Anti-social behaviour is any act that causes – or is likely to cause – alarm, harassment or distress.
It is also any act that can cause nuisance or annoyance related either to housing or the affected person's occupation of their home.
Types of anti-social behaviour
Examples of anti-social behaviour (ASB) include:
- noise nuisance
- drug taking and dealing
- threatening or rowdy behaviour
- violence and disorder
Activities that are not anti-social behaviour
We don't treat normal everyday activities as ASB unless they are a breach of tenancy. Examples of activities that may upset or disturb people but which cannot be dealt with as ASB are
- general living noise
- flushing toilets
- washing machines or other household appliances causing noise
- DIY during the day
- babies crying or playing
- children playing or arguing
- people talking at normal volume in their home or garden
- people smoking in their own home
- smells from cooking
- use of skateboards or bikes
- football played in the street, unless the ball is being kicked against a resident's wall
- people being inconsiderate or thoughtless
- people looking or staring
Report anti-social behaviour
We deal with ASB where the person causing the problem is a council tenant or it affects a council tenant. You can:
What we can do
People accused of ASB may not know they are causing a problem. Letting them know someone has complained can sometimes makes things better. We never say who has made the complaint.

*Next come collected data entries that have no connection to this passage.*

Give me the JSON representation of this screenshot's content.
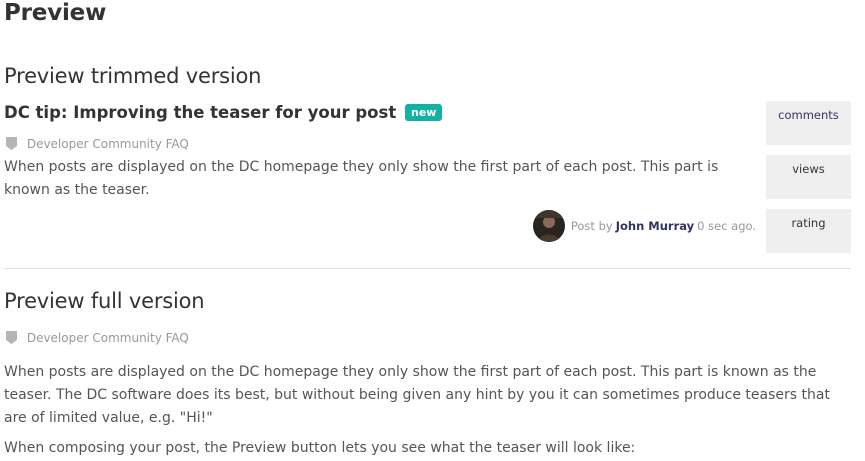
{
  "page": {
    "title": "Preview"
  },
  "trimmed": {
    "section_title": "Preview trimmed version",
    "post_title": "DC tip: Improving the teaser for your post",
    "badge": "new",
    "category": "Developer Community FAQ",
    "teaser": "When posts are displayed on the DC homepage they only show the first part of each post. This part is known as the teaser.",
    "byline_prefix": "Post by",
    "author": "John Murray",
    "time_ago": "0 sec ago.",
    "stats": {
      "comments": "comments",
      "views": "views",
      "rating": "rating"
    }
  },
  "full": {
    "section_title": "Preview full version",
    "category": "Developer Community FAQ",
    "paragraphs": [
      "When posts are displayed on the DC homepage they only show the first part of each post. This part is known as the teaser. The DC software does its best, but without being given any hint by you it can sometimes produce teasers that are of limited value, e.g. \"Hi!\"",
      "When composing your post, the Preview button lets you see what the teaser will look like:"
    ]
  },
  "colors": {
    "badge": "#12b1a4",
    "link": "#333366",
    "muted": "#999999",
    "stat_box": "#efefef"
  },
  "icons": {
    "category": "tag-icon",
    "avatar": "user-avatar"
  }
}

If speaking to them doesn't solve the problem, a number of options are open to us, including:
- warning letters
- acceptable behaviour agreement
- community protection warning
- community protection notice
- criminal behaviour orders
- notice of seeking possession
- closure orders
- civil injunctions
While we don't want to make people homeless, sometimes a serious breach of a tenancy agreement could result in eviction.
In some situations, we may suggest you think about using The Essex Restorative and Mediation Service. This service enables those harmed by anti-social behaviour, conflict or even a criminal offence, to have contact with the person responsible in a safe environment.
It gives victims and families a chance to tell the offender how they feel about what has happened, ask for an apology and get answers to their questions. It can be effective in showing the responsible person the real impact their actions have on other people.
Both sides must agree for contact to take place. It is a voluntary process to find a positive way forward.